First, because we belong to Christ, we can be assured that we will spend eternity with God in heaven. Let’s be honest. There are times when life on earth can become very discouraging. When disappointment follows upon disappointment, it is good to know that eventually we will be living in heaven where there will be no tears, no sadness and no bitterness. We will enjoy all the beautiful blessings of heaven. It is good to know that someday all will be perfect again. But there are more than just future benefits; there are also present ones.
We can also find rest, security and comfort in our personal lives. When family relationships seem to be reaching the breaking point, you will find security, strength and comfort in God alone. When things happen that make the future uncertain, God is there to be our rock and fortress. Regardless of what we face, if we belong to Jesus, we can enjoy God’s rest, which is true comfort.
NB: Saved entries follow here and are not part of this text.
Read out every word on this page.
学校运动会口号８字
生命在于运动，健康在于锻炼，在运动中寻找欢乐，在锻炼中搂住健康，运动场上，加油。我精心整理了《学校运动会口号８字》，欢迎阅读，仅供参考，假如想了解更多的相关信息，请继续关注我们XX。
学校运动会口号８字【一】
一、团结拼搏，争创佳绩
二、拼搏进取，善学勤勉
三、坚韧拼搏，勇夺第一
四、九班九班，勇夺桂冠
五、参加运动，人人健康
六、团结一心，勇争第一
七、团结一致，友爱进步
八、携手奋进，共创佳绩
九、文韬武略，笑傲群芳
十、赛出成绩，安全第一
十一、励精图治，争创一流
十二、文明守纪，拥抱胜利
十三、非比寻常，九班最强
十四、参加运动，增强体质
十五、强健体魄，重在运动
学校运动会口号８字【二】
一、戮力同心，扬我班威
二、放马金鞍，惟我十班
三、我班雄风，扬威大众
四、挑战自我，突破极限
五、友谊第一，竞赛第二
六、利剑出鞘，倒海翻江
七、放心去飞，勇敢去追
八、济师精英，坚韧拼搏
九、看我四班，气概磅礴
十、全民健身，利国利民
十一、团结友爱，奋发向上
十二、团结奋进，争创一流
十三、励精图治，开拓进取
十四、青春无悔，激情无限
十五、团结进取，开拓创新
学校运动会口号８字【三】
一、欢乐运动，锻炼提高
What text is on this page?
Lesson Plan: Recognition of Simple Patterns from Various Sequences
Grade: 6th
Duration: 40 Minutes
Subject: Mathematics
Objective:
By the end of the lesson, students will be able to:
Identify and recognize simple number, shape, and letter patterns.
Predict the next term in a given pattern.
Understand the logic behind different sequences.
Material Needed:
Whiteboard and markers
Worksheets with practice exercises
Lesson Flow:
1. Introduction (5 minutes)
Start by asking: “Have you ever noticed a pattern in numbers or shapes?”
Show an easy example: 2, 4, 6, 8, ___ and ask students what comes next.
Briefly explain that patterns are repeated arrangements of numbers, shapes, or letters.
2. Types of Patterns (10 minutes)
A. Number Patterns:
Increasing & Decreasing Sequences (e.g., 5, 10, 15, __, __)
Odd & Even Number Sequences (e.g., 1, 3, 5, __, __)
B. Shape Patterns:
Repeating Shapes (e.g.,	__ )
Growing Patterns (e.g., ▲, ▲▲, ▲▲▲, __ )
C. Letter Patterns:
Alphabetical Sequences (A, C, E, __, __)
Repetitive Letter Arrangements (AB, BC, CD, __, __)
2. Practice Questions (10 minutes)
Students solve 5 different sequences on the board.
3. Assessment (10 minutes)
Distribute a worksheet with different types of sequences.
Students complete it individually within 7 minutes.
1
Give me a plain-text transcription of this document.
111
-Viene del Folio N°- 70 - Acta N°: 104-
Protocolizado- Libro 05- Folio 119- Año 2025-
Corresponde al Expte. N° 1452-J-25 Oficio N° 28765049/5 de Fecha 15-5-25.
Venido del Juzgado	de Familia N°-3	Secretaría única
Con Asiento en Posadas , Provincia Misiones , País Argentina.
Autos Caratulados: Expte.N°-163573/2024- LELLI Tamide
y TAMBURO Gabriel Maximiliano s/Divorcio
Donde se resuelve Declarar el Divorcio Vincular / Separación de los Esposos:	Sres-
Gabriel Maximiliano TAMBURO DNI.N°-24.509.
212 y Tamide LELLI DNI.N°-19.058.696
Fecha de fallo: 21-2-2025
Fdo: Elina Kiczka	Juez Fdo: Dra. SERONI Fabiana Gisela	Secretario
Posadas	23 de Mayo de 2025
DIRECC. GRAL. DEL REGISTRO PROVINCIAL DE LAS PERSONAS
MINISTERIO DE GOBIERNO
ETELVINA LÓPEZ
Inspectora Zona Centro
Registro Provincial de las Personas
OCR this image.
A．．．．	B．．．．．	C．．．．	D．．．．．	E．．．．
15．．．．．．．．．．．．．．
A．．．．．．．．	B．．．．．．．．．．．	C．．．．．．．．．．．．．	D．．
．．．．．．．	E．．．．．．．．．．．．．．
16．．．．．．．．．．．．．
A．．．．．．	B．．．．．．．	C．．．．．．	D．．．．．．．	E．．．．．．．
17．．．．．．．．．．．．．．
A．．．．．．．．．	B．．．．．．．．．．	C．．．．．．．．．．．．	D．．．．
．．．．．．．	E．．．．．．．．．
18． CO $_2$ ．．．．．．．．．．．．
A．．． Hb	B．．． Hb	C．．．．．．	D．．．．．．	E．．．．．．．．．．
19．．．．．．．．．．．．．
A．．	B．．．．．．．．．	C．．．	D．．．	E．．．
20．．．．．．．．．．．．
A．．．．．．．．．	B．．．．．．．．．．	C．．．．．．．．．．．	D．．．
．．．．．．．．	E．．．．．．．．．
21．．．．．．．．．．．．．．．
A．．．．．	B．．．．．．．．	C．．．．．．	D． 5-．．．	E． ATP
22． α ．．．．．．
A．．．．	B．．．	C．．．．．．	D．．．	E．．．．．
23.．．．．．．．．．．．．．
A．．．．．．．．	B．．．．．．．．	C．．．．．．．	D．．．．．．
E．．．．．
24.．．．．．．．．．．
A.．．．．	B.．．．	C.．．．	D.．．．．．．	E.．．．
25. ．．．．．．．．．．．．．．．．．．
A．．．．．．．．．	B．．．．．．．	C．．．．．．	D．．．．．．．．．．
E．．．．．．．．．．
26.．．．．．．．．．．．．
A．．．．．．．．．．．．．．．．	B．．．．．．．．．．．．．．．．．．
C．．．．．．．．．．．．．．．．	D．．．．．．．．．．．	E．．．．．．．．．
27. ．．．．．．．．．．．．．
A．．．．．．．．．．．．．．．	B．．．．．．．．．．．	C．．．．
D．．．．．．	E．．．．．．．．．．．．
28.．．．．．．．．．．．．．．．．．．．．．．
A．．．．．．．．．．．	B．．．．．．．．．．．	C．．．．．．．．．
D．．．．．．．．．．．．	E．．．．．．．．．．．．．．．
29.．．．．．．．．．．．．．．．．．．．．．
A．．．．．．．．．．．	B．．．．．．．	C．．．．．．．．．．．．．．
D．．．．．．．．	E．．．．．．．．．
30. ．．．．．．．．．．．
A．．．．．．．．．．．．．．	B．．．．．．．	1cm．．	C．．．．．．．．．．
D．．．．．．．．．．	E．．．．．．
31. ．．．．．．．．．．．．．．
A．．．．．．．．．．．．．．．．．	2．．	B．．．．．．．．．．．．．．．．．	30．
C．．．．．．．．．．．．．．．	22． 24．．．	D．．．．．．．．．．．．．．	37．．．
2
And finally, while we can enjoy the gifts of salvation and comfort in Jesus Christ, we also have the benefit of serving the Lord in all we do. God is certainly our refuge at all times, but he never intends for us to hide in him from the world. Because of this great comfort we have, we must go out from the safety of the fortress and challenge the world with the reality of the Kingdom of God. We must, therefore, go out into the world and proclaim the good news of Jesus Christ even to those around us who would just as soon not hear it. In other words, we must seek to share the comfort we have with those who have none. We must feed the hungry; minister to the sick and sorrowing. We must offer encouragement to the discouraged. We must offer hope to those whom the world has rejected.
And we must share the good news of Jesus with those who do not belong to Him. How many people have you encountered in your workplace or neighborhoods who believe that the way to get to heaven is to be “good enough?” That is a very common misunderstanding of Christianity: people have to be good enough to get to heaven. And the result is that they live in uncertainty and fear in the presence of God. These people need to hear about the love and grace of God shown in Jesus Christ. People who don’t know anything about Jesus need to hear about this grace as well and we need to share the good news with them too. And that is not easy; in fact, it may become frustrating, tiring, discouraging and frightening. However, God wants us to do whatever we can to share the comfort with others.
Listen to what Walter Maris says next: “I had invested 30 minutes of time and effort in another person’s life. Rarely are emergencies convenient; but if we are to give aid and comfort, we must make ourselves available when others need help. Philippians 2:3-4 tells us to look out for one another. God ministers to others through us when we serve those in need.” We can come up with lots of excuses for not putting forth some effort, but who knows how God will work when we share the comfort we have from God with others?
What comfort can you bring in the world around you in this coming week? Maybe it is a word of encouragement to one who is discouraged. Maybe it’s some comfort to one who is hurting. Perhaps a kind word to one who is lonely or feeling rejected. Maybe it’s simply the fact that it is Jesus alone, in his death and resurrection that saves us. Do you have the comfort that is being described in Psalm 62? Not an easy, luxurious life, but strength, security and power from God. If not, ask yourself if you really belong to God in Jesus Christ. If you don’t, give your life to Christ and let Him fill you with His comfort and strength. And if you have that comfort, are you doing what you can to help others experience God as their rock and fortress as well?